The Current Column

International Women's Day 2025

Beware the backlash: Feminist development policy at the crossroads

Götze, Jacqueline / Maryam Khalid / Tina Zintl
The Current Column (2025)

Bonn: German Institute of Development and Sustainability (IDOS), The Current Column of 6 March 2025

Bonn, 6 March 2025. Following a global trend, Germany introduced feminist development and foreign policies almost two years ago, in March 2023. Yet, with shifting global dynamics and a rising misogynistic backlash, policy attention has been redirected elsewhere. Nonetheless, policymakers should resolutely work towards equal rights, representation, and resources for marginalised genders on local, national and global levels so that all members of society are empowered to meet current economic, political, ecological, and security challenges.

Women’s Day on March 8 calls for assessing the progress countries with feminist policies have achieved in prioritising gender equality laying the basis for sustainable development. Alas, in contrast, rising support for nationalist, conservative, and exclusionary policies has become a common pattern. The United States under Trump has reversed legal recognition of other gender identities and discontinued USAID funding, limiting access to social infrastructure in over 120 countries. These shortsighted decisions have deepened global gender inequality, across the world. Social media spaces further polarise by advancing anti-democratic and anti-gender agendas and propagating gendered disinformation. This backlash raises the urgent question of how to ensure that past gains towards gender equality are not only maintained but accelerated, despite the current challenges facing feminist policies worldwide.

Clearly, structural disadvantages and continuous gender exclusion make a poor basis for solving developmental challenges, as two projects at IDOS highlight with reference to different partner countries and regions. A GIZ-funded project on ‘Feminist Employment Policy’ found that women are systematically disadvantaged by household dynamics rooted in restrictive social norms, limiting their ability to take on paid work and advance into more formal wage jobs, to the detriment of their entire community’s economic situation. The results of a GIZ and IDOS-funded project on ‘Local feminist perspectives as transformation levers for greater gender equality’ suggest that collaborative transnational networks and solidarity need to be facilitated to address systemic barriers to the rights and representation of marginalized genders. Both projects highlight the importance of addressing feminist dimensions in international cooperation, particularly given the growing challenges and polycrises affecting marginalized genders disproportionately. Building resilient communities is more crucial than ever and excluding over half of the population undermines its development.

Engaging the Global South might become even more relevant to build alliances to protect democracy and rights for all genders globally. International partner countries like Mexico are committed to gender equality in their internal and external policies. Committed to multilateralism and building on experiences gained from feminist policies, Germany and its partners have the tools to implement ‘real’ gender mainstreaming, by incorporating gender considerations into a policy mix of different areas (such as gender-responsive social protection and employment policies).

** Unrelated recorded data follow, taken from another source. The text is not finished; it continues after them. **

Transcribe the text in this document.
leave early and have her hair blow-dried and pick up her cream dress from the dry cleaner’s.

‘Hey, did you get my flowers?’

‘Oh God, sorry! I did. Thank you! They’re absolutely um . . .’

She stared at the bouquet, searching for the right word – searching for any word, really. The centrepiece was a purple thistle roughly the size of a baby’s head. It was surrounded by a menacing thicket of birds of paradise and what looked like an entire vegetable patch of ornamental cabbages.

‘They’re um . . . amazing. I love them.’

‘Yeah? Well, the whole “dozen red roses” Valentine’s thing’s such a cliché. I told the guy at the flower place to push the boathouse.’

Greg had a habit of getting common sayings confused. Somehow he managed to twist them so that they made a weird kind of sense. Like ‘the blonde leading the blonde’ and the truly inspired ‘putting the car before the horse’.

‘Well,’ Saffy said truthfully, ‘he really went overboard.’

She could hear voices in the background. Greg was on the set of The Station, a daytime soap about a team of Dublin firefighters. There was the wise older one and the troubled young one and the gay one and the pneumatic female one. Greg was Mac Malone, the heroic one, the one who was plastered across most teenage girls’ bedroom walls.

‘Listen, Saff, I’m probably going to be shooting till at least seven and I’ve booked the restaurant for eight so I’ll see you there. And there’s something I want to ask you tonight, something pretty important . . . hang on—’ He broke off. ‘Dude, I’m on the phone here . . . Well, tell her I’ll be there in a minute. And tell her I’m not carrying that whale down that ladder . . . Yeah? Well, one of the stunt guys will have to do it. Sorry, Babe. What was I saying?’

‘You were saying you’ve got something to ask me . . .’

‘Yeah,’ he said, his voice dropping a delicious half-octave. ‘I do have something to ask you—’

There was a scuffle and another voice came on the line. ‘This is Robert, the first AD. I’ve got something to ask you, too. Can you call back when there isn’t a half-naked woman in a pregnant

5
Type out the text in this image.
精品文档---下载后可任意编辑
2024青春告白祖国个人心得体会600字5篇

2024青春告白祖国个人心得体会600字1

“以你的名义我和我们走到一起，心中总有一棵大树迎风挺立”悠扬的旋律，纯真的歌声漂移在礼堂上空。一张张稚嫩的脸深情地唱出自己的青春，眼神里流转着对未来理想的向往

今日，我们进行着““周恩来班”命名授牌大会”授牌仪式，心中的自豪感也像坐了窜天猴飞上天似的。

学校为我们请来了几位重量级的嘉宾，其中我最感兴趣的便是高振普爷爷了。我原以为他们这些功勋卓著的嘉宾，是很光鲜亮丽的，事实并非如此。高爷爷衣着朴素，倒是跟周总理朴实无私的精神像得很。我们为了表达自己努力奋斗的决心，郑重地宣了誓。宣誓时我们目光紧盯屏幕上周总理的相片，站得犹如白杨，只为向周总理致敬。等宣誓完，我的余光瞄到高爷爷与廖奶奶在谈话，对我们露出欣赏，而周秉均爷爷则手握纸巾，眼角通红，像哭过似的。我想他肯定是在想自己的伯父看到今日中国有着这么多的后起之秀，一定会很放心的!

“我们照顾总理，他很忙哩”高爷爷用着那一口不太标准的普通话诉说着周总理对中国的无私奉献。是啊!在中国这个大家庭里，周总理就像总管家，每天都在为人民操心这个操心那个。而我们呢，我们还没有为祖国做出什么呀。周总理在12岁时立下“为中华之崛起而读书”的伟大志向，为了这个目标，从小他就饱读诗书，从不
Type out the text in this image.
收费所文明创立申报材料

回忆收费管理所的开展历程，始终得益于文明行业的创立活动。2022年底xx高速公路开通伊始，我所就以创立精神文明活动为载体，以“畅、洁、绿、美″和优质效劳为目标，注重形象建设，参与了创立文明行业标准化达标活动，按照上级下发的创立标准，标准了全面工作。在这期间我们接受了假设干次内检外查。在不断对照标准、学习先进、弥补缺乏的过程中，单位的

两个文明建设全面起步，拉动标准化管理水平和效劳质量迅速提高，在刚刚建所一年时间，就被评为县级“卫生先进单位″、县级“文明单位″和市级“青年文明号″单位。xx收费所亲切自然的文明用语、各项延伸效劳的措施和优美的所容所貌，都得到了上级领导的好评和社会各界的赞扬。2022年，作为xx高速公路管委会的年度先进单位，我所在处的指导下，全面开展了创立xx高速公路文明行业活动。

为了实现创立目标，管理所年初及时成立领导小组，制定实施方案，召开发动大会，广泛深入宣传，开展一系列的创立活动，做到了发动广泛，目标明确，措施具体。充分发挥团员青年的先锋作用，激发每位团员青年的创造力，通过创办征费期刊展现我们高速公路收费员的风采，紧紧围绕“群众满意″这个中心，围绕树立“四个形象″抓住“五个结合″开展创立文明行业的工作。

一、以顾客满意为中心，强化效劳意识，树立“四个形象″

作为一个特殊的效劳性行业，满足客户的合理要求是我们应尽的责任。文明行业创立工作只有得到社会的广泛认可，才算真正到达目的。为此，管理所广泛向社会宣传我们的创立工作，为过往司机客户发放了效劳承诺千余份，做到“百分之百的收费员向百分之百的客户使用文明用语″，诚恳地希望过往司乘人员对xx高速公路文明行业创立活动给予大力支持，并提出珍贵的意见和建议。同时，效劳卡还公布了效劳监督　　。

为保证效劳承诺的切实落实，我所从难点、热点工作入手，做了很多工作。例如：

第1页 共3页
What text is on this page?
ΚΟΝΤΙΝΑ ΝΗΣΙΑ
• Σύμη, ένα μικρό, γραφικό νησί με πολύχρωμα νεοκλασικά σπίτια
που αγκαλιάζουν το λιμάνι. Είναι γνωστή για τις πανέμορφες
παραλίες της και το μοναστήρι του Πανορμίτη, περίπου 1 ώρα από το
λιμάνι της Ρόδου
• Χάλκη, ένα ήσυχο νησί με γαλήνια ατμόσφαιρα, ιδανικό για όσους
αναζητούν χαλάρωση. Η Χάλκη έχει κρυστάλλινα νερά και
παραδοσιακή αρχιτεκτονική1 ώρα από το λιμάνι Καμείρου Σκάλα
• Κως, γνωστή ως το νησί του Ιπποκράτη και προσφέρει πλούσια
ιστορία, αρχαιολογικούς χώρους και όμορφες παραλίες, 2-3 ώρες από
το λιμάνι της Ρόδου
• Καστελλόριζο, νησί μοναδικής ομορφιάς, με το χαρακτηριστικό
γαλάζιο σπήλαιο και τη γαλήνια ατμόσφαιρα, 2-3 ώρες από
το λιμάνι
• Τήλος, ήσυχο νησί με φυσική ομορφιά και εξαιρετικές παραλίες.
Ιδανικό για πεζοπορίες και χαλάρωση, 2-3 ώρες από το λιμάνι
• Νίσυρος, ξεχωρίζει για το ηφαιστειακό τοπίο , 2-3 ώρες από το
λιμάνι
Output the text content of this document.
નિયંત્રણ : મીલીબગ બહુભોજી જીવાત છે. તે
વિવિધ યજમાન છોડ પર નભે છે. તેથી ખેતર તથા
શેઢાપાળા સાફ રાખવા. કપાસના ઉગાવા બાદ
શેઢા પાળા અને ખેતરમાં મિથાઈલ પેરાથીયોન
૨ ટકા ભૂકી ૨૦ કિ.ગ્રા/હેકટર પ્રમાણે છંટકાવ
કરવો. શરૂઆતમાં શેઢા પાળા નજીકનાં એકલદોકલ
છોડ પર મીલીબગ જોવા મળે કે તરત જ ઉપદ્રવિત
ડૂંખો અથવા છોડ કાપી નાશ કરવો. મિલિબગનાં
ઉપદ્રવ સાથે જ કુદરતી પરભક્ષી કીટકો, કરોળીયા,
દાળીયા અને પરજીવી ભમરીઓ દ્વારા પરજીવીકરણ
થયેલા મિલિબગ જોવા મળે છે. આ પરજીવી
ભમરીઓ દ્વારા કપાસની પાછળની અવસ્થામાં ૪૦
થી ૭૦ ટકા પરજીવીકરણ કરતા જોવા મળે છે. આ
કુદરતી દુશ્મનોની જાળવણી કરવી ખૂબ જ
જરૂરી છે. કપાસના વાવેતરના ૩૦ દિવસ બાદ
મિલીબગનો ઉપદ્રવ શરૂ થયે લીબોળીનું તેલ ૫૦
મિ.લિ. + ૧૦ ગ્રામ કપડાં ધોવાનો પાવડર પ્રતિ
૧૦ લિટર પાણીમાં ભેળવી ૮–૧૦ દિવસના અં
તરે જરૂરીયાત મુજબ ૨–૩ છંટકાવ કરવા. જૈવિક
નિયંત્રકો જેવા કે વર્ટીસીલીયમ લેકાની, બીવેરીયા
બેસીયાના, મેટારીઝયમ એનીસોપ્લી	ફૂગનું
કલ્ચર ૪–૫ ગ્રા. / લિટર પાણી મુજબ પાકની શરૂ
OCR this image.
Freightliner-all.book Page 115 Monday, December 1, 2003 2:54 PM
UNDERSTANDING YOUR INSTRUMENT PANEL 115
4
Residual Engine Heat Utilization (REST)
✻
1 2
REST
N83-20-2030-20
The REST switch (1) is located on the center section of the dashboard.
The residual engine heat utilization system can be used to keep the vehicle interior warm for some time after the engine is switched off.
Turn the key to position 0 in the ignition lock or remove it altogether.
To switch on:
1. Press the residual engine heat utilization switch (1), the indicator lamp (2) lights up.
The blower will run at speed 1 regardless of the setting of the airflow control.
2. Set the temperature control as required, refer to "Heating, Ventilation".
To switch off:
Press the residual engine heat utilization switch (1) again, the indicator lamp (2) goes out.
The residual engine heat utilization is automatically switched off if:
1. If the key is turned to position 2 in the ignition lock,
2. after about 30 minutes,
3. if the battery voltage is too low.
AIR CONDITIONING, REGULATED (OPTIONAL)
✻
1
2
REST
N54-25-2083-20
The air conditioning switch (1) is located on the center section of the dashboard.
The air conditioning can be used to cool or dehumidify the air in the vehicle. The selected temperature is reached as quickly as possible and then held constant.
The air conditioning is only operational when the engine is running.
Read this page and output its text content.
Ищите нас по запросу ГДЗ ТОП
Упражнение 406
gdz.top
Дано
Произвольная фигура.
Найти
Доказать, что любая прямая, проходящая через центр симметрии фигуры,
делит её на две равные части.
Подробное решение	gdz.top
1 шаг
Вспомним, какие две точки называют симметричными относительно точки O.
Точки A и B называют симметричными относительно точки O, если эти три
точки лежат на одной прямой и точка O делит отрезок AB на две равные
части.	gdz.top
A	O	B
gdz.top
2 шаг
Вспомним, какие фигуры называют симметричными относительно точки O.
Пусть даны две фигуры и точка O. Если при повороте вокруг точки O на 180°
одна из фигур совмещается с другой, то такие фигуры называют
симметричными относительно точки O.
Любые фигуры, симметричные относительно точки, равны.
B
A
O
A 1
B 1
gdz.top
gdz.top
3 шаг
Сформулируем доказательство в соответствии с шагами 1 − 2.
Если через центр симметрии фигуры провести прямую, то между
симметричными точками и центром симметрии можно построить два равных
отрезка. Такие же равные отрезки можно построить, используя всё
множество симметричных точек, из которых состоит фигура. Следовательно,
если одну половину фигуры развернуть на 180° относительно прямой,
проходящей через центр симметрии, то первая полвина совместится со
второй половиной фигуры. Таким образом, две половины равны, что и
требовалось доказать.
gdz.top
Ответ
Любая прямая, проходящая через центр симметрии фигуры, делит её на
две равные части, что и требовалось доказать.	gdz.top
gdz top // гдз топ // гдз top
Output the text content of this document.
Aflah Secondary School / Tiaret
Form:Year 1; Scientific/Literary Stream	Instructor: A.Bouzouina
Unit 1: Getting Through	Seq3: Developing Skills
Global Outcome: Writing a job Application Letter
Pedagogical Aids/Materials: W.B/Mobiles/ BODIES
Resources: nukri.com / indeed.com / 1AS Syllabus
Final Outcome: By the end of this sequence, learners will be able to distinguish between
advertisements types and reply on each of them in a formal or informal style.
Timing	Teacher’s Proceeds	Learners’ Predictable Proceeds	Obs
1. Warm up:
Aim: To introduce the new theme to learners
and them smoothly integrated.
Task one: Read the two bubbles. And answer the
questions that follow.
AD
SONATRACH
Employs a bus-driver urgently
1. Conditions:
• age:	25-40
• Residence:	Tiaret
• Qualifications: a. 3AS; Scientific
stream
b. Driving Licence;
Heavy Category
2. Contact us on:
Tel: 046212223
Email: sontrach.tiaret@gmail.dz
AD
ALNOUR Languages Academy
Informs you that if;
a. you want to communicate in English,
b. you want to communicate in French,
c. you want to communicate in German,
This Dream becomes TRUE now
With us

This year holds many opportunities for Germany, the EU and their partners to come together, build multilateral alliances and advocate for gender equality in global fora, for instance along the processes of the 30th anniversary of the adoption of the Beijing Declaration and Platform for Action (1995). The Women, Peace and Security (WPS) Agenda will celebrate its 25th anniversary, creating momentum for states’ representatives, civil society and other actors to call for more gender equality. Also, political processes in the field of sustainable development and climate action provide promising entry points for gendered perspectives to be brought forward: the next High Level Political Forum (HLPF) in New York with inter alia a focus on Sustainable Development Goal 5 on gender equality, and the next Conference of the Parties (COP) under the United Nations Framework Convention on Climate Change (UNFCCC) in Brazil.

Gender issues are an integral part of different policy fields and need to be shielded from populist discussions, which only aim to shift attention from the real issue – suppressed development chances stemming from gender discrimination. For instance, heated discussions on woke language fuelled by anti-feminist discourses ultimately distract from in-depth exchanges on how to achieve gender equality. Supporting gender-transformative development and international cooperation is in all our interests. Not despite but because of the current political climate, Germany and its partners can make a case for gender equality – do not only talk about it but do more for equal opportunities!


Dr Jacqueline Götze is a political scientist and associated researcher in the research department Inter- and Transnational Cooperation at the German Institute of Development and Sustainability (IDOS).

Maryam Khalid is an intern at the German Institute of Development and Sustainability (IDOS) and is currently pursuing her Master’s in Development Studies at the University of Bayreuth.

Dr Tina Zintl is a political scientist and researcher in the research department Transformation of Economic and Social Systems at the German Institute of Development and Sustainability (IDOS).